Suppose that you discover a tip that will speed up the performance of a service you've been developing. The next day, you go into work and implement that change in your service. With careful testing, you realize that the change has improved the response time of your service by 100 percent and allowed it to scale to many more users.

This is a great benefit for your service, but can you implement the same tip in the thousands of other services that are deployed in your company? Achieving business agility, the real value of SOA, becomes more difficult when you have to modify many services to achieve the same goal across the board.

Tip #3: Design and tune for performance.

Although some of these tips also apply to your data access code in SOA environments, here are a few that are particularly important for this type of architecture:

  • Reusable services imply multiple users making many connections -- the perfect scenario for connection pooling. Any service with many users that is called often will fail to perform adequately without connection pooling.
  • Reusable services imply that the same statements are executed multiple times -- the perfect scenario for using statement pooling.
  • Be aware that each service that accesses the DSL may have different requirements.

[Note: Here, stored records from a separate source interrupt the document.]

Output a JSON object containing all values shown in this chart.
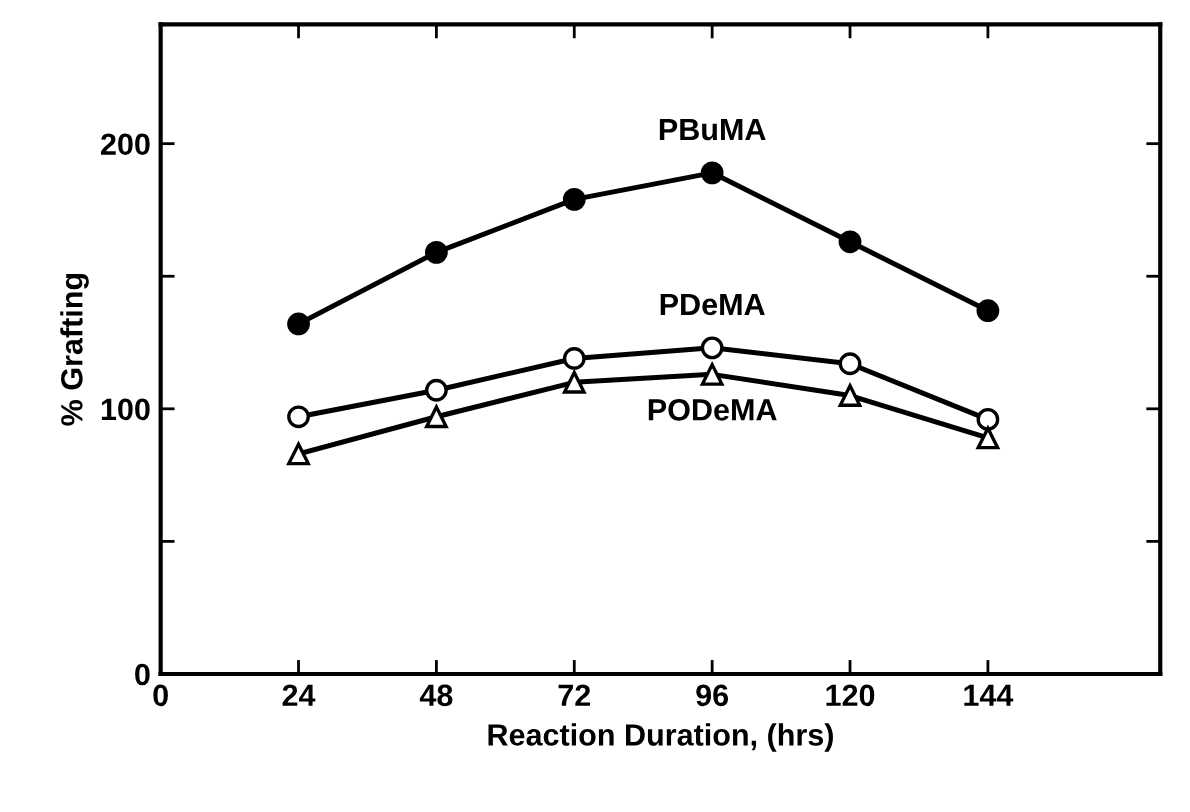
{
  "chart_data": {
    "type": "line",
    "xlabel": "Reaction Duration, (hrs)",
    "ylabel": "% Grafting",
    "x": [
      24,
      48,
      72,
      96,
      120,
      144
    ],
    "series": [
      {
        "name": "PBuMA",
        "color": "#000000",
        "marker": "circle",
        "values": [
          132,
          159,
          179,
          189,
          163,
          137
        ]
      },
      {
        "name": "PDeMA",
        "color": "#000000",
        "marker": "circle",
        "values": [
          97,
          107,
          119,
          123,
          117,
          96
        ]
      },
      {
        "name": "PODeMA",
        "color": "#000000",
        "marker": "triangle",
        "values": [
          83,
          97,
          110,
          113,
          105,
          89
        ]
      }
    ],
    "xlim": [
      0,
      174
    ],
    "xticks": [
      0,
      24,
      48,
      72,
      96,
      120,
      144
    ],
    "ylim": [
      0,
      245
    ],
    "yticks": [
      0,
      {
        "value": 50,
        "label": null
      },
      100,
      {
        "value": 150,
        "label": null
      },
      200
    ],
    "grid": false,
    "legend": false,
    "line_style": "solid"
  }
}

For example, one service may retrieve large objects and require tuning for this use, whereas another may load bulk data into tables and require a different tuning approach. Therefore, it's important for your database driver to be tunable.

Tip #4: Consider data integration.

Most companies start implementing SOA slowly, designing simple services that do simple things. For example, the scope of a first effort may be to design a service that looks up an order using an order ID. As developers become more comfortable with SOA, they design services that are more complex. For example, a service that handles the following workflow requires access to different data sources:

  • Retrieves an incoming Electronic Data Interchange (EDI) order
  • Validates client information stored in a database
  • Retrieves the customer number from the database
  • Submits an order to a DB2 database using the customer number
  • Sends a receipt to the client using EDI

Sequentially processing all the data involved in these steps can involve tremendous overhead. Comparisons of or conversions between data in different formats requires code to marshal the data from one format to another. Typically, this code changes the data from the XML data model to the relational data model and vice versa.

Eventually, all data used by the service is marshaled to the XML format to create an XML response to a Web Service call. Retrieving all this data from disparate sources can require many network round trips and multiple transformation layers to marshal the data.

Let's think about this differently. Most SOA architectures use XML-based requests and responses. XQuery is a query language for XML. Some XQuery products allow you to query data from XML documents or any data source that can be viewed as XML such as relational databases. With this type of solution, you can query almost any data source as though it were XML, regardless of how the data is physically stored.

Just as SQL is a relational query language and Java is an object-oriented programming language, XQuery is often thought of as a native XML programming language. At the time of this writing, XQuery 1.0 is a recommended specification of the W3C that you can find at www.w3.org/TR/xquery/.

The XQuery API for Java (XQJ) is designed to support the XQuery language, just as the ODBC, JDBC, and ADO.NET APIs support the SQL query language. The XQJ standard (JSR 225) is being developed under the Java Community Process that you can find at www.jcp.org/en/jsr/detail?id=225.2.